Mr Hain is unconvinced: "I don't think there is, I think there's a problem of trust and a failure of leadership, and too much followership and not enough leadership, by all the parties by the way."
What single act of leadership could Gerry Adams engage in between now and November 24th?
"I think Sinn Féin do need to put themselves on the road - and I think they have started off warily down this road - to co-operating with the police. I'm not saying, 'Join the policing board tomorrow'. But there is a commitment they have given, which I'll expect them to honour, that when we've got royal assent for the Bill devolving policing and justice, they then need to take positive moves to call a conference.They've promised that and I'm sure that they will."
That's the assent for the Bill, not the actual transfer of powers? "No, until you've got institutions to devolve to, you can't devolve." And the timetable for that? "Well it's due to get royal assent by the summer recess, by the end of July."
Mr Hain says he can't be certain of the timing of any Sinn Féin ardfheis, and declines to speculate as to whether the party might actually be ready to join the board and endorse the PSNI in time for a November deal. He also stresses: "There's a radical difference between trying to solve problems and difficult issues like policing, which is what we're doing, and using those difficult issues to erect a hurdle to power-sharing. . . I agree with what Dermot Ahern said in The Irish Times on Tuesday, that there's a danger here of continually shifting the goalposts."
Yet he is also confident: "Provided nobody's playing games, then it's in Sinn Fein's interest - since their declared objective is to get into government with the DUP and the others - to build trust and remove an excuse from unionists and everybody, because we all want them to co-operate with policing. It's in their interests to remove that excuse which could act as a final obstacle."
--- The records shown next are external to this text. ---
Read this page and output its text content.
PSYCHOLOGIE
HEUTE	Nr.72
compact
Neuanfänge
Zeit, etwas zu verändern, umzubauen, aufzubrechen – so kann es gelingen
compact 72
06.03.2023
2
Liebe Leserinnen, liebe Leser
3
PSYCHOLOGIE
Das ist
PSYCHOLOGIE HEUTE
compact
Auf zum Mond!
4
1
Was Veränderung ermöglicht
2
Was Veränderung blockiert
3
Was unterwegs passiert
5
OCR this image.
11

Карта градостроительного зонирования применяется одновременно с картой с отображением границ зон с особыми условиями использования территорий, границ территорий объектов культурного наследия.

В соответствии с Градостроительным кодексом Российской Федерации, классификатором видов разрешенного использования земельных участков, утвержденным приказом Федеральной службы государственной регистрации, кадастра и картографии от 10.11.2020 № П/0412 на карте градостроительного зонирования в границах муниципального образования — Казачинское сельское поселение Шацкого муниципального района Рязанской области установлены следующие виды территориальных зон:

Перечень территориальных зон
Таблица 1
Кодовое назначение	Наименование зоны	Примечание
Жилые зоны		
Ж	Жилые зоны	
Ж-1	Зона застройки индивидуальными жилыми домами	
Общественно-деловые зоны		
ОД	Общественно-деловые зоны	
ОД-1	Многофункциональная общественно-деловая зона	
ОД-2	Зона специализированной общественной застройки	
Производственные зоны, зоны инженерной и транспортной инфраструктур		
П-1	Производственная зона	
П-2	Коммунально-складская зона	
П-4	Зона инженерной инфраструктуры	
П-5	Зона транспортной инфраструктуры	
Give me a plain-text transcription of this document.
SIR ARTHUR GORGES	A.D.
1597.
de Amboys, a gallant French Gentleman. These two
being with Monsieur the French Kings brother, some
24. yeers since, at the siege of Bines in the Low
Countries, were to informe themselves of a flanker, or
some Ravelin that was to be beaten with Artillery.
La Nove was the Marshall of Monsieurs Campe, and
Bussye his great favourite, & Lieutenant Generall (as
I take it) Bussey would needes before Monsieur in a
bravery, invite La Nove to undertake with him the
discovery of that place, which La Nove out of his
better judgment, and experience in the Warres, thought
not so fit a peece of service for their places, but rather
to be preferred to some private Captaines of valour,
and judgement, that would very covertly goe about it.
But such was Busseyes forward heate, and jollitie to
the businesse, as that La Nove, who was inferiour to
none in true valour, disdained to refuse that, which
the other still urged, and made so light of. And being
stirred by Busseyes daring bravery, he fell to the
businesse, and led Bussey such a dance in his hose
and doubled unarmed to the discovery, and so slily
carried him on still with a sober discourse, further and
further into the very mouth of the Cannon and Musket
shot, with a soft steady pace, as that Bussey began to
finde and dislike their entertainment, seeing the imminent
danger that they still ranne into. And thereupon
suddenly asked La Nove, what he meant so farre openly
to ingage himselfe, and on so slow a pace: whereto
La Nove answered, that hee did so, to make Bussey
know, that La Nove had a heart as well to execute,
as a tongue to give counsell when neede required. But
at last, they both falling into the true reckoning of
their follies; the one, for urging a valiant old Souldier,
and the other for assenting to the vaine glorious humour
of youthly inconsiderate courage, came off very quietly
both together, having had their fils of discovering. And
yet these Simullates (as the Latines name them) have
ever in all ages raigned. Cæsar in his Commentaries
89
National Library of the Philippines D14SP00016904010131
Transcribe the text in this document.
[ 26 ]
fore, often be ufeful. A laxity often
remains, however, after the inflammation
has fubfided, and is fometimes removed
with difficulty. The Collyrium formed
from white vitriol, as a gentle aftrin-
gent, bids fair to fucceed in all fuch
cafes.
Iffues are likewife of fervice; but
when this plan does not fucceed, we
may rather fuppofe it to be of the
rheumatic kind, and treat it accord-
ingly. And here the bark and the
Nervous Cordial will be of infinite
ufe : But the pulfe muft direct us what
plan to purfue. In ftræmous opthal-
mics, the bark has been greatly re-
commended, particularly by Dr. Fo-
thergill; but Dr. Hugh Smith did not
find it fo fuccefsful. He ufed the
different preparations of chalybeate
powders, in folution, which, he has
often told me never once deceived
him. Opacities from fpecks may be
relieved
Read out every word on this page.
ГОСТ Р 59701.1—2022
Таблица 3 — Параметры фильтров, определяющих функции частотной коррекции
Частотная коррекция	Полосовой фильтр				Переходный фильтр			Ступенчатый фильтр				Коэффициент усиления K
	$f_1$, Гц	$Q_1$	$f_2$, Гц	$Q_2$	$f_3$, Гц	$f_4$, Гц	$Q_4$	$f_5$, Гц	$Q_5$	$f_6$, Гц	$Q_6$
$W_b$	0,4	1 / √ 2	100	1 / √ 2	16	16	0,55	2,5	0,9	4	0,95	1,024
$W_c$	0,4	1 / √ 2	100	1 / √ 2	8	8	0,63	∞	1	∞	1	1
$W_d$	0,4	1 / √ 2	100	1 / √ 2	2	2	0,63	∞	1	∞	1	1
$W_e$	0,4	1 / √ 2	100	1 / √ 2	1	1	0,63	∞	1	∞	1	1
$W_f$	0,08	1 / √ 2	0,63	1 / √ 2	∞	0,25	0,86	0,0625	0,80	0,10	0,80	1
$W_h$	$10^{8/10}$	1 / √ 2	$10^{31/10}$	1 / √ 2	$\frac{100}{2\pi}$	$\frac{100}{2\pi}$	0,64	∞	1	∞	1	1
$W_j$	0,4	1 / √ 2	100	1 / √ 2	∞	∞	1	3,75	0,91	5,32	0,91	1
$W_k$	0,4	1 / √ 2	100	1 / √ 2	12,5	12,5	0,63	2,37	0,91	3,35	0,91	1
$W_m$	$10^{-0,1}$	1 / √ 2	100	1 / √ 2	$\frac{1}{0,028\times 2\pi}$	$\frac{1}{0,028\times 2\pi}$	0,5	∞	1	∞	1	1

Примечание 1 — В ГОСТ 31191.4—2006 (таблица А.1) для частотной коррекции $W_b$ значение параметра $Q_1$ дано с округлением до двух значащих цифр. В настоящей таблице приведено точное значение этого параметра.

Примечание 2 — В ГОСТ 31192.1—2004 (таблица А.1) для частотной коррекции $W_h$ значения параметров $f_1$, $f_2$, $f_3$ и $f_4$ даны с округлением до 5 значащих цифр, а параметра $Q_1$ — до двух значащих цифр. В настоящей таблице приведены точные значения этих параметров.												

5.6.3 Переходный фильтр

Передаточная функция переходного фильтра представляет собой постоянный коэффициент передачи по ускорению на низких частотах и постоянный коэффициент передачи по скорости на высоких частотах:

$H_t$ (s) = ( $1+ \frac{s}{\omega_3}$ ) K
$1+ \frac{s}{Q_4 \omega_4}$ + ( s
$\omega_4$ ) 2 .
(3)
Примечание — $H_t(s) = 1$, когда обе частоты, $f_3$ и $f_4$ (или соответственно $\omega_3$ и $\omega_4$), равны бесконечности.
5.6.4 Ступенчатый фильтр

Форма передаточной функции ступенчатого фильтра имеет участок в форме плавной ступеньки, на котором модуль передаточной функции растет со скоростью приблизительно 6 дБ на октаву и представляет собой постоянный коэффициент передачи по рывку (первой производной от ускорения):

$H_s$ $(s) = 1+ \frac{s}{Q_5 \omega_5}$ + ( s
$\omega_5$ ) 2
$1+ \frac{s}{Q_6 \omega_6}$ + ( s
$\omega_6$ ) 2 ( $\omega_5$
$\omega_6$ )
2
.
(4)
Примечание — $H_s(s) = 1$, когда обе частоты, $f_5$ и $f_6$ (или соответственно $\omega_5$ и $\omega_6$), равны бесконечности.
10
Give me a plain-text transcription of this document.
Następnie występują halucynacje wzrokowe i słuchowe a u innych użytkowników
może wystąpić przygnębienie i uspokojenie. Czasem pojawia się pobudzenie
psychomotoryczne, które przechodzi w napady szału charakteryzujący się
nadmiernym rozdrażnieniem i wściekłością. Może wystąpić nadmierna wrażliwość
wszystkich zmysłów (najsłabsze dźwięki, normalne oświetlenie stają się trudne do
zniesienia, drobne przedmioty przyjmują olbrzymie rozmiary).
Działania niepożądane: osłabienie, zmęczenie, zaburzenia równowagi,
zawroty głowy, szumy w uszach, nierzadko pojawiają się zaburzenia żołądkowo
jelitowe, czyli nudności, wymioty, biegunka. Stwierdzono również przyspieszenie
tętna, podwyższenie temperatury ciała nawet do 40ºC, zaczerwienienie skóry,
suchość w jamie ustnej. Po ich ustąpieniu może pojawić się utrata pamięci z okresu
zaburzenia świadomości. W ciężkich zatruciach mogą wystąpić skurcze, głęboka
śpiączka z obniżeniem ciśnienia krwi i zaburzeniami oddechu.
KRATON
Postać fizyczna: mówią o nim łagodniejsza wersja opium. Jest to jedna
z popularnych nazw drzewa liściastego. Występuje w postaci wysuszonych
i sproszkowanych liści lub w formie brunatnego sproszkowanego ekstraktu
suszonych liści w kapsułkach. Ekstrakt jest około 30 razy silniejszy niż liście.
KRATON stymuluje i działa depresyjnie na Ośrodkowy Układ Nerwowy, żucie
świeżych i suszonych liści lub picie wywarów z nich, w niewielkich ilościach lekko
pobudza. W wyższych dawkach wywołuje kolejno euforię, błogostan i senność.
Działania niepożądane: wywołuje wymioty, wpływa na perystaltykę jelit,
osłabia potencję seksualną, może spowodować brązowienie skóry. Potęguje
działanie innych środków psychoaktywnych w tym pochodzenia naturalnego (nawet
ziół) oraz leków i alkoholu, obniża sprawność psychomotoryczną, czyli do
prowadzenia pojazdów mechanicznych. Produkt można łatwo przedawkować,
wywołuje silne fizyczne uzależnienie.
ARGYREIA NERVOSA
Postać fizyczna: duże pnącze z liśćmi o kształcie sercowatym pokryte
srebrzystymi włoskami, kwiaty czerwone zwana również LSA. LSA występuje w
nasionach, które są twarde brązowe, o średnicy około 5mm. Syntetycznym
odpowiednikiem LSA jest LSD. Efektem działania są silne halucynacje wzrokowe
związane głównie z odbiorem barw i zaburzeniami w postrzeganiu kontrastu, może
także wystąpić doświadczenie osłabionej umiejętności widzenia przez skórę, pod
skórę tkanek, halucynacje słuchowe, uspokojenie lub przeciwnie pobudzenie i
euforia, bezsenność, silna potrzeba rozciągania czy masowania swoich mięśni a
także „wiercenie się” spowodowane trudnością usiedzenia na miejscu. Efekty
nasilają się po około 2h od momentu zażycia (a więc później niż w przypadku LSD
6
Finally, again on the subject of leadership, does he think Ian Paisley wants to end his days as first minister? "Well, I think Ian Paisley over his extraordinary political career has been incredibly courageous."
Courageous? "Yes, I think he has shown a lot of courage as an individual. You can agree or disagree with what he's done and I'm not going to go into that territory, but I think he's shown a lot of courage, and I think he would like to see his political career concluded with peace set in concrete in Northern Ireland, with democracy flourishing and with the party that he created leading that new democracy. So yes I do, I think that's where he wants to go."